At 35 years, 344 days, Rogers is the 17 oldest player to make a maiden Test century, the third youngest Australian and the youngest since Arthur Richardson also did it against England in a northern Test match, at Headingley in 1926 when he was 37 years 353 days old.
Stuart Broad celebrates after taking the wicket of Australian captain Michael Clarke
Broad had laid waste to the innings after England lost their last first innings wicket in the day’s second over. The pitch had been slow on the first day but had seemed bereft of demons. Suddenly demons were queuing up like a night out at a vampires’ fancy dress party.
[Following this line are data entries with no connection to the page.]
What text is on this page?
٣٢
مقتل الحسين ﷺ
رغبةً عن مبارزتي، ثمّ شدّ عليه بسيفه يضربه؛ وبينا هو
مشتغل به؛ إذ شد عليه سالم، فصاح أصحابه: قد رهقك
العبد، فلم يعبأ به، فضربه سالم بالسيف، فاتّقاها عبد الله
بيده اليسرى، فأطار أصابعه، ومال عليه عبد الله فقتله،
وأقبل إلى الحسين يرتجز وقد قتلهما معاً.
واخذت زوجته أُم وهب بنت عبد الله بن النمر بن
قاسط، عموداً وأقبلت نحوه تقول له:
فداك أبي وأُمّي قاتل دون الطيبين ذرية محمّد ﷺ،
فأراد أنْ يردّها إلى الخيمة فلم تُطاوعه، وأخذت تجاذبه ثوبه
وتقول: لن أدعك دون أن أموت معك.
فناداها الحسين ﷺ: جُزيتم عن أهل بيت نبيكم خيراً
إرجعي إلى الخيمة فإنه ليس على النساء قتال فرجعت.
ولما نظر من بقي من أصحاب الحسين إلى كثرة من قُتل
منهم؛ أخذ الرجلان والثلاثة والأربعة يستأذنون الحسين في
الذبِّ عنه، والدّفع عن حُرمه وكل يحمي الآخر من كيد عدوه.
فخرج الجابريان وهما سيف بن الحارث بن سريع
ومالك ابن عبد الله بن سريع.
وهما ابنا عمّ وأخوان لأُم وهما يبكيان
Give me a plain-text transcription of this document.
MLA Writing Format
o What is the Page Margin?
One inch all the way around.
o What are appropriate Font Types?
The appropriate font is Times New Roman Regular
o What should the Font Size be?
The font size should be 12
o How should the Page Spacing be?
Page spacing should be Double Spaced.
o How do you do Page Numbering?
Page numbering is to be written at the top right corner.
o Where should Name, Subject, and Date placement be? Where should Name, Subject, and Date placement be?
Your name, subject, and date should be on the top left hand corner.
It was seam rather than swing which was the main enemy and it needed batting of absolute resolution and solid method to deal with. Broad is a bowler who takes wickets in clutches and he sensed quickly that conditions were in his favour.
He bowled David Warner who did not whether to play or leave, stick or twist and before he could finally decide had his off stump castled. Usman Khawajs was similarly in two minds and the ball grazed the toe of his bat on the way through to Prior.
The next wicket was the biggest and Clarke’s shot was crazy given what was happening. He composed a reckless drive to a ball moving away without moving his feet and Cook hung on to a sharp catch. Steve Smith, composed awhile, was outfoxed by Tim Bresnan soon after lunch. Australia needed a calm head. They got two.
The Rogers appeal
1. England appeal for catch behind against Rogers when he is on 20 and he is given out by umpire Tony Hill.
2. Rogers asks for review of decision.
3. Hot Spot shows he did not hit it so he is not out caught.
4. The ball is seen to have hit his back pad. The third umpire then uses technology to check if he was lbw.
5. Hawk-Eye indicates that the ball would have hit the stumps but not full on.
6. But he is not out lbw because England originally appealed for a catch, which is what the umpire adjudicated on.
7. However, had Hawk-Eye shown the ball hitting the stumps more fully, the third umpire would have advised the on-field umpire that Rogers should be out lbw.
8. Had England appealed for lbw instead of caught the umpire would have had to adjudicate on that.
9. Had the umpire said it was out lbw and Rogers had asked for a review, the decision would have stood.
10. Had the umpire said not out and England had reviewed it, the decision would also have stood. As it was, Rogers went on to make 101.